City lights shimmer in the distance.
Shadows splay in every direction on glowing green grass.
It’s close to midnight, the moon hangs high in the dark night sky, and South Koreans are still outside, golfing.
This is “white night” golf, a nocturnal sports phenomenon in South Korea that reflects the still surging popularity of the sport there, the persistent challenges many encounter in nabbing a tee time in the country’s dense cities, and the lengths some will nevertheless go to get one.
South Korea is the third-largest market for golf in the world, behind only the United States and Japan.
For golf fans worldwide, the game’s grip on the country is most easily observed in its surplus of elite professional players, particularly in the women’s game. As of last week, 32 of the top 100 players in the women’s world rankings, including 4 of the top 10, were from South Korea.

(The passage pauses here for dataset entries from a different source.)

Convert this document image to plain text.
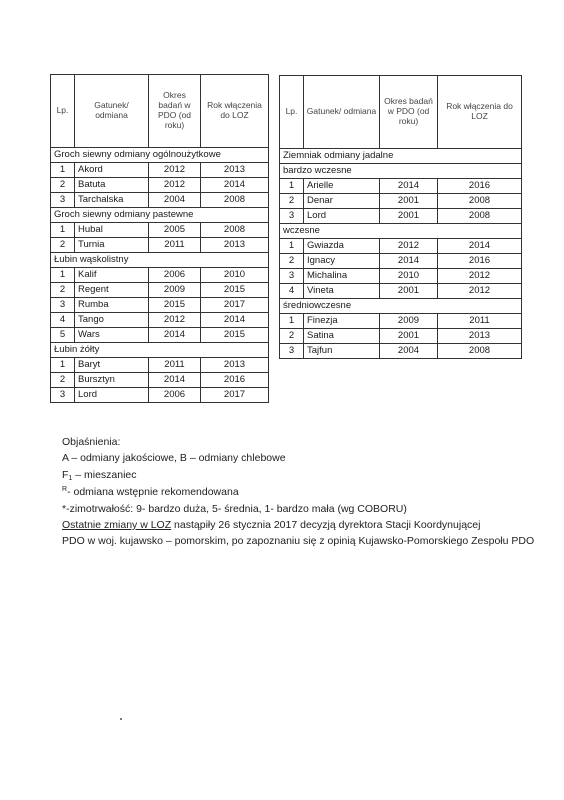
Lp.	Gatunek/ odmiana	Okres badań w PDO (od roku)	Rok włączenia do LOZ
Groch siewny odmiany ogólnoużytkowe			
1	Akord	2012	2013
2	Batuta	2012	2014
3	Tarchalska	2004	2008
Groch siewny odmiany pastewne			
1	Hubal	2005	2008
2	Turnia	2011	2013
Łubin wąskolistny			
1	Kalif	2006	2010
2	Regent	2009	2015
3	Rumba	2015	2017
4	Tango	2012	2014
5	Wars	2014	2015
Łubin żółty			
1	Baryt	2011	2013
2	Bursztyn	2014	2016
3	Lord	2006	2017
Lp.	Gatunek/ odmiana	Okres badań w PDO (od roku)	Rok włączenia do LOZ
Ziemniak odmiany jadalne			
bardzo wczesne			
1	Arielle	2014	2016
2	Denar	2001	2008
3	Lord	2001	2008
wczesne			
1	Gwiazda	2012	2014
2	Ignacy	2014	2016
3	Michalina	2010	2012
4	Vineta	2001	2012
średniowczesne			
1	Finezja	2009	2011
2	Satina	2001	2013
3	Tajfun	2004	2008

Objaśnienia:

A – odmiany jakościowe, B – odmiany chlebowe

$F_1$ – mieszaniec

$^R$- odmiana wstępnie rekomendowana

*-zimotrwałość: 9- bardzo duża, 5- średnia, 1- bardzo mała (wg COBORU)

Ostatnie zmiany w LOZ nastąpiły 26 stycznia 2017 decyzją dyrektora Stacji Koordynującej

PDO w woj. kujawsko – pomorskim, po zapoznaniu się z opinią Kujawsko-Pomorskiego Zespołu PDO
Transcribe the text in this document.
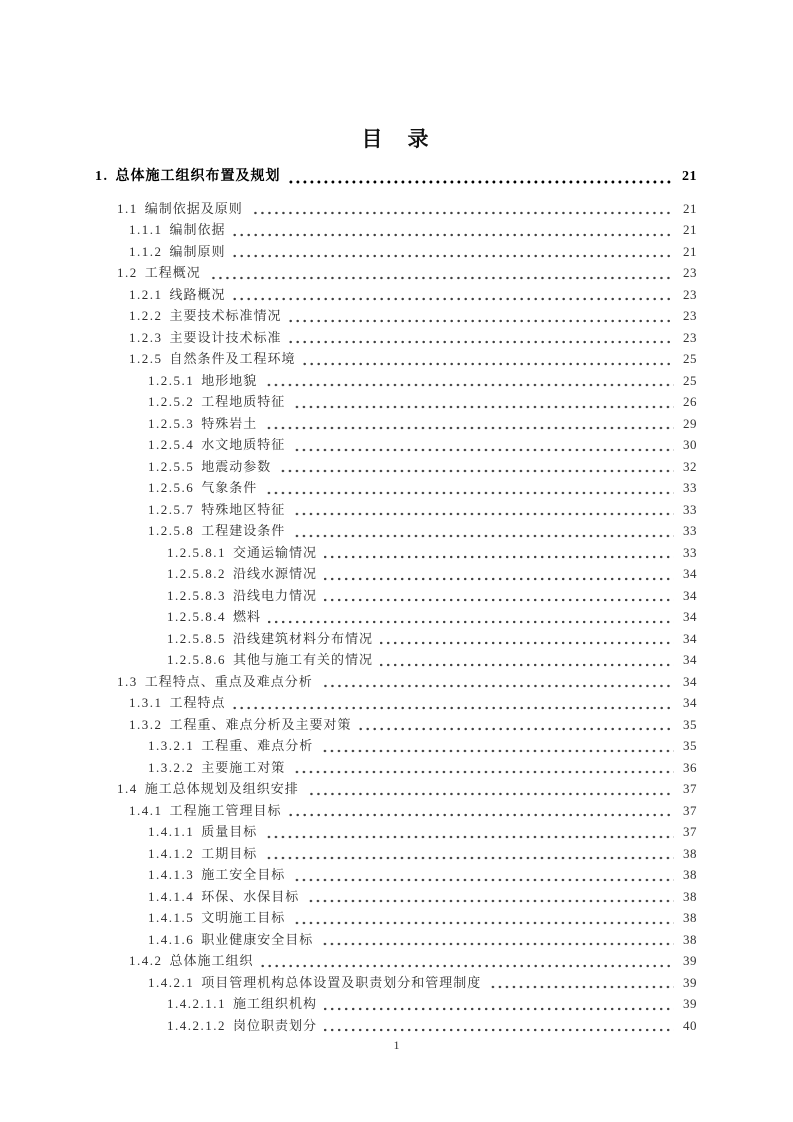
目　录
1. 总体施工组织布置及规划	21
1.1 编制依据及原则	21
1.1.1 编制依据	21
1.1.2 编制原则	21
1.2 工程概况	23
1.2.1 线路概况	23
1.2.2 主要技术标准情况	23
1.2.3 主要设计技术标准	23
1.2.5 自然条件及工程环境	25
1.2.5.1 地形地貌	25
1.2.5.2 工程地质特征	26
1.2.5.3 特殊岩土	29
1.2.5.4 水文地质特征	30
1.2.5.5 地震动参数	32
1.2.5.6 气象条件	33
1.2.5.7 特殊地区特征	33
1.2.5.8 工程建设条件	33
1.2.5.8.1 交通运输情况	33
1.2.5.8.2 沿线水源情况	34
1.2.5.8.3 沿线电力情况	34
1.2.5.8.4 燃料	34
1.2.5.8.5 沿线建筑材料分布情况	34
1.2.5.8.6 其他与施工有关的情况	34
1.3 工程特点、重点及难点分析	34
1.3.1 工程特点	34
1.3.2 工程重、难点分析及主要对策	35
1.3.2.1 工程重、难点分析	35
1.3.2.2 主要施工对策	36
1.4 施工总体规划及组织安排	37
1.4.1 工程施工管理目标	37
1.4.1.1 质量目标	37
1.4.1.2 工期目标	38
1.4.1.3 施工安全目标	38
1.4.1.4 环保、水保目标	38
1.4.1.5 文明施工目标	38
1.4.1.6 职业健康安全目标	38
1.4.2 总体施工组织	39
1.4.2.1 项目管理机构总体设置及职责划分和管理制度	39
1.4.2.1.1 施工组织机构	39
1.4.2.1.2 岗位职责划分	40
1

But on the ground, golf is very much a participatory pastime, even if the popularity of the sport and the undersupply of courses in metropolitan areas make opportunities to actually play scarce and expensive. Seoul, a city of nearly 10 million people, has only one course, and it is open only to military personnel.
Some make do with screen golf, a virtual simulation game played indoors, which has become its own booming pastime in South Korea, with some facilities offering 24-hour service.
But golfers understandably desire the real thing. So what do you do when the demand for tee times outstrips the sunlight in a given day?
According to Seo Chun-beom, president of the Korea Leisure Industry Institute, South Korea now boasts a whopping 117 golf courses of 18 holes or more (83 public courses, 34 private clubs) that offer nighttime play for willing golfers, with tee times as late as 8 p.m. Seo said there are countless other 9-hole courses that also feature floodlights and do not close until midnight or later.
Many people from Seoul, for instance, make the trek to Sky 72 Golf & Resort in Incheon, close to the area’s main international airport, where 2,700 lights have been installed to illuminate 36 of the facility’s 72 holes.
A similar scene plays out nightly at TGV Country Club, located an hour and a half outside Seoul, which offers after-dark play for its own 36 holes — most of which have double side-by-side greens to help offset the wear from heavy use.
The concept of golfing under lights exists outside South Korea, of course.
A writer for the website GolfPass last year counted 65 courses in the United States that featured at least some amount of nighttime lighting — though all but one of them were short courses. And courses in the States that offer late tee times still close far earlier than those in South Korea, which often remain open as late as 1 a.m.
Golfing under the moonlight can have other practical purposes. At Emirates Golf Club in Dubai, for example, late-night tee times offer golfers respite from the region’s punishing summer sun.
But no other country has embraced the practice with quite the same gusto as South Korea, where playing at night offers its own quirks and charms.
Warm nights make bug spray all the more crucial.
Floodlights can imbue even ordinary play with a cinematic quality.
The sun may be long out of sight, but visors still rest atop many golfers’ heads. (A recent study found South Koreans spend more per capita on golf apparel and equipment than residents of any other country.)
And for all of the minor hassles, there is one considerable upside of being a night owl: Golf tans, at least, are out of the question.